Researchers from Columbia University’s Mailman School of Public Health may have identified one culprit, analyzing changes in the prevalence of depression among current, former and never-smokers in the U.S.
The investigators found that depression appeared to have significantly increased in the U.S. from 2005 to 2013 among smokers, as well as among former and never-smokers. While the prevalence of depression is consistently highest among smokers, the rate of increase in depression was most prominent among former and never-smokers.
Study findings appear online in the journal Drug and Alcohol Dependence.
The research team analyzed data from the National Household Survey on Drug Use, an annual cross-sectional study of approximately 497, 000 Americans ages 12 and over.
The prevalence of past 12-month depression was examined annually among current (past 12-month), former (not past 12-month), and lifetime non-smokers from 2005 to 2013. The researchers further analyzed the data by age, gender, and household income.
“The prevalence of depression prevalence increased and remains higher among current smokers overall, but the rate of the increase among former and never smokers was even more prominent,” noted researcher Renee Goodwin, Ph.D.
Striking temporal changes emerged by age, gender and income.
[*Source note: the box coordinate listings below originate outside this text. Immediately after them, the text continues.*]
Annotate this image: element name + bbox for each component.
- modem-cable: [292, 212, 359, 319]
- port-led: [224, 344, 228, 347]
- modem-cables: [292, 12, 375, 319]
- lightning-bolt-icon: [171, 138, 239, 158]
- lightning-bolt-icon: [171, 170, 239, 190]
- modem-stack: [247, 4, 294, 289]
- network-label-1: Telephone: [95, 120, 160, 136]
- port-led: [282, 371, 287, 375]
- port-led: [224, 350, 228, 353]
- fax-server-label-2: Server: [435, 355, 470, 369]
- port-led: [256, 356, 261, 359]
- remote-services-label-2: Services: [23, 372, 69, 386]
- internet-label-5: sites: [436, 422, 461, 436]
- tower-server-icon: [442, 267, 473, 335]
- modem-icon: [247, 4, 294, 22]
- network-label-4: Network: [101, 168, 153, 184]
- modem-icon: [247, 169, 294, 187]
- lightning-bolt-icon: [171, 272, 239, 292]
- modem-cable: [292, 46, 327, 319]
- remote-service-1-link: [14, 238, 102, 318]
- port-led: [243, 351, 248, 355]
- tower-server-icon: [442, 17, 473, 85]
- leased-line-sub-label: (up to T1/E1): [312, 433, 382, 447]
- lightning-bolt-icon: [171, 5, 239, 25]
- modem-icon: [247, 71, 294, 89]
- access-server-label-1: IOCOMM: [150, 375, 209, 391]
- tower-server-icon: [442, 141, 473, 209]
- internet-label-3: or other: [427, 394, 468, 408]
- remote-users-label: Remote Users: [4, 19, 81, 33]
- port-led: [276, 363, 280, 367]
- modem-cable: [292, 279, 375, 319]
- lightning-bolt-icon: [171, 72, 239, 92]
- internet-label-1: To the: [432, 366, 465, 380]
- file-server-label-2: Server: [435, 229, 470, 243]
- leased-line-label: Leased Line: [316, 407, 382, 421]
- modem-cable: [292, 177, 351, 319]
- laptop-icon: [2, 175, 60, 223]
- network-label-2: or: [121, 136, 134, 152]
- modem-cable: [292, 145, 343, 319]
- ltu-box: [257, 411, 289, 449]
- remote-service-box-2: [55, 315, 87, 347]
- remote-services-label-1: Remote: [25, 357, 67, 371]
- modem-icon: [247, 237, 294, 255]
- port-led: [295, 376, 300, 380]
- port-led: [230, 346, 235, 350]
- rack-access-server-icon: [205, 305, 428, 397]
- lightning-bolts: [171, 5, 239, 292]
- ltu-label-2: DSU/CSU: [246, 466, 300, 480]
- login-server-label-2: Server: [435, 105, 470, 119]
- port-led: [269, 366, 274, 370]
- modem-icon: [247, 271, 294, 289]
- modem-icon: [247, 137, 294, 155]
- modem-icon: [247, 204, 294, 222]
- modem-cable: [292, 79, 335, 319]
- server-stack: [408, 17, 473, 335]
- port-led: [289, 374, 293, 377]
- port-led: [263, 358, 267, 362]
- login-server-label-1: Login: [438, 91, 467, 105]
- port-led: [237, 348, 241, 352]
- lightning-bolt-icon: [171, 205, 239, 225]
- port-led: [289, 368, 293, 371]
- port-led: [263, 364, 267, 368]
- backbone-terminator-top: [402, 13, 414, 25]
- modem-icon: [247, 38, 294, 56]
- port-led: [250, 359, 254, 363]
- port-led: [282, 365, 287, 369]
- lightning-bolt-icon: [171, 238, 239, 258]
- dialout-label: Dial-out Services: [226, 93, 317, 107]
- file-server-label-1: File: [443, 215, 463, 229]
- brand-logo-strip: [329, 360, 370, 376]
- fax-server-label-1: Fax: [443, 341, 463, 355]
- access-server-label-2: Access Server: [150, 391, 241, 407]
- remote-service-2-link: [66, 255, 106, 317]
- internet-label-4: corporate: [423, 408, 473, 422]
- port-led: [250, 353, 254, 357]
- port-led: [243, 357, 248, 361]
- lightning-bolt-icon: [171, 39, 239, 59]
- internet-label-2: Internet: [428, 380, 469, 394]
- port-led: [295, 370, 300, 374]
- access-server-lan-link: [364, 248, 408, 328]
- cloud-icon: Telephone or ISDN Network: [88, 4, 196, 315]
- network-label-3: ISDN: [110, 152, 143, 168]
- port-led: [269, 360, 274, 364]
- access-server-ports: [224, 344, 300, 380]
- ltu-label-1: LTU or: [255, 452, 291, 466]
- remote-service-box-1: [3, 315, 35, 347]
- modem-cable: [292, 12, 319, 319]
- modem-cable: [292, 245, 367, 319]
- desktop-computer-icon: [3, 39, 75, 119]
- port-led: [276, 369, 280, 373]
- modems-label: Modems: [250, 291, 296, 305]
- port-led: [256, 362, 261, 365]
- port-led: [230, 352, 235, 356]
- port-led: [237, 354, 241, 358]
Specifically, depression increased significantly, from 16 percent to 22 percent, among current smokers aged 12 to17, and the prevalence was consistently more than twice as high as that of never smokers.
The increase in depression also rose from 6 percent to 8 percent among male smokers and increased from 6 percent to 9 percent among smokers in the highest income group.
Throughout this period, the prevalence of depression among current smokers was consistently twice as high as among former and never smokers.
“The very high rates of depression among the youngest smokers, those aged 12-17, is very concerning, as it may impair their ability not only to stop smoking, but also to navigate the important developmental tasks of adolescence that are important for a successful adult life,” said Dr. Deborah Hasin, a senior member of the research team.
“Public health efforts aimed at decreasing the prevalence of smoking must take depression into account, a common and modifiable barrier whose treatment may help to increase successful smoking cessation,” said Goodwin, adjunct associate professor of epidemiology.
“We also need to examine factors that may be leading to increases in depression in the U.S. population among both smokers and non-smokers.”